If MongoDB is only good when in-memory, then what use is MongoHQ? - sdfgkjshdfg

Just reading http://news.ycombinator.com/item?id=3837772<p>People are saying you need to fit the DB in memory for it to perform properly<p>Does this mean MongoHQ is something to be avoided for anything with load? Because according to their new website, 5gb of data would be serviced by 500mb of memory.<p>Don't get me wrong, for an agile startup this would probably awesome, and getting past 500mb of user data would be your bigger issue at first :) But long term, for a site/app that manages some level of success?
======
sdfgkjshdfg
Well if it is all about indexes, you'll forgive me for getting confused by the
term 'data set', that needs to be in memory

[http://www.colinhowe.co.uk/2011/02/23/mongodb-performance-
fo...](http://www.colinhowe.co.uk/2011/02/23/mongodb-performance-for-data-
bigger-than-memor/)

Mind you, I've also been to a Mongo seminar, where some real world website
managers talked about their data needing to be in memory.

To hear it's only the index is a relief, but that hasn't been clear to me :\

So I assume creating an index is all that is needed for MonogoDB to prioritise
it into memory?

------
benologist
The _indexes_ have to fit in memory, once they don't you're going to get
terrible performance. Also the indexes have to match your usage patterns, if
they don't you're going to get terrible performance.

The advantage of using MongoHQ is it lets you focus on the million other
things you need to be doing instead of learning and doing their job - we have
a bunch of stuff with them, if we hired someone and moved it all in-house we
would save negative thousands a month.

The disadvantage of course is you're typically sharing a shared server
somewhere on AWS and you may not be anywhere near them, and your indexes have
to line up properly.
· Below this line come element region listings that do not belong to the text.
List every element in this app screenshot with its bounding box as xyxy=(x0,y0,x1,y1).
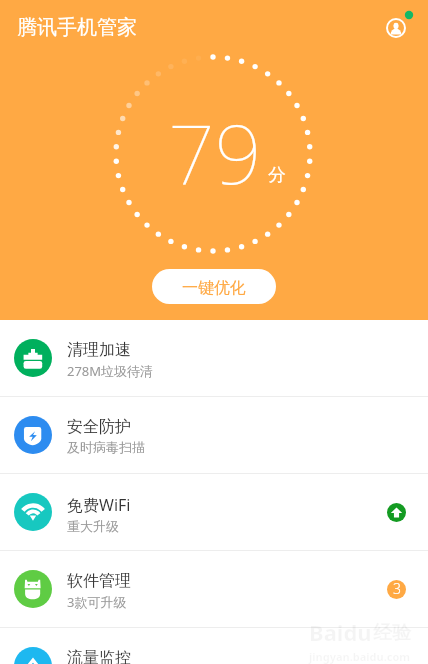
button[interactable]: 软件管理 xyxy=(0,551,428,628)
staticText: 流量监控 xyxy=(67,648,131,664)
staticText: 经验 xyxy=(373,621,411,645)
button[interactable]: 安全防护 xyxy=(0,397,428,474)
staticText: 分 xyxy=(268,164,286,187)
staticText: 清理加速 xyxy=(67,340,131,360)
staticText: 及时病毒扫描 xyxy=(67,439,145,455)
button[interactable]: 一键优化 xyxy=(152,269,276,304)
staticText: 腾讯手机管家 xyxy=(17,15,137,40)
staticText: 软件管理 xyxy=(67,571,131,591)
staticText: Baidu xyxy=(309,617,372,647)
staticText: jingyan.baidu.com xyxy=(309,649,411,664)
staticText: 3款可升级 xyxy=(67,593,127,610)
button[interactable]: 流量监控 xyxy=(0,628,428,664)
staticText: 免费WiFi xyxy=(67,494,131,516)
staticText: 79 xyxy=(168,96,262,208)
staticText: 3 xyxy=(393,580,401,598)
staticText: 安全防护 xyxy=(67,417,131,437)
button[interactable]: 免费WiFi xyxy=(0,474,428,551)
button[interactable]: 清理加速 xyxy=(0,320,428,397)
button[interactable]: Account xyxy=(376,8,416,48)
staticText: 一键优化 xyxy=(182,278,246,298)
staticText: 重大升级 xyxy=(67,518,119,533)
staticText: 278M垃圾待清 xyxy=(67,362,154,379)
button[interactable]: Upgrade xyxy=(387,503,406,522)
Long running + high volume queries can mess things up too
by saturating your connections plus degrading performance.

------
vyrotek
A legitimate question. As someone who has been exploring these hosted MongoDB
services I would also like to know if there are any drawbacks. (Besides the
latency of the calls themselves)

------
cheald
At a minimum, your indexes must fit into RAM. If they do not, you are in for
pain.

If you can get your data to fit into memory, that's an added bonus, but not
necessarily required for smooth operation, depending on your use cases.

------
taligent
I use MongoHQ and think they are really wonderful. Great customer service and
always helpful. Even if my startup grows to millions of users I would still
get them to manage my DB. Plus I like their admin/stats tools even if a bit
basic.

Because frankly the DB is the part of the stack that does the least to
differentiate me from the competition. So my efforts are frankly better spent
elsewhere.

Anyway I typically get around 200ms per request.

If you are a typical website though I would be trying to get that 500MB of
user data right at the front with Nginx/Lua/Redis.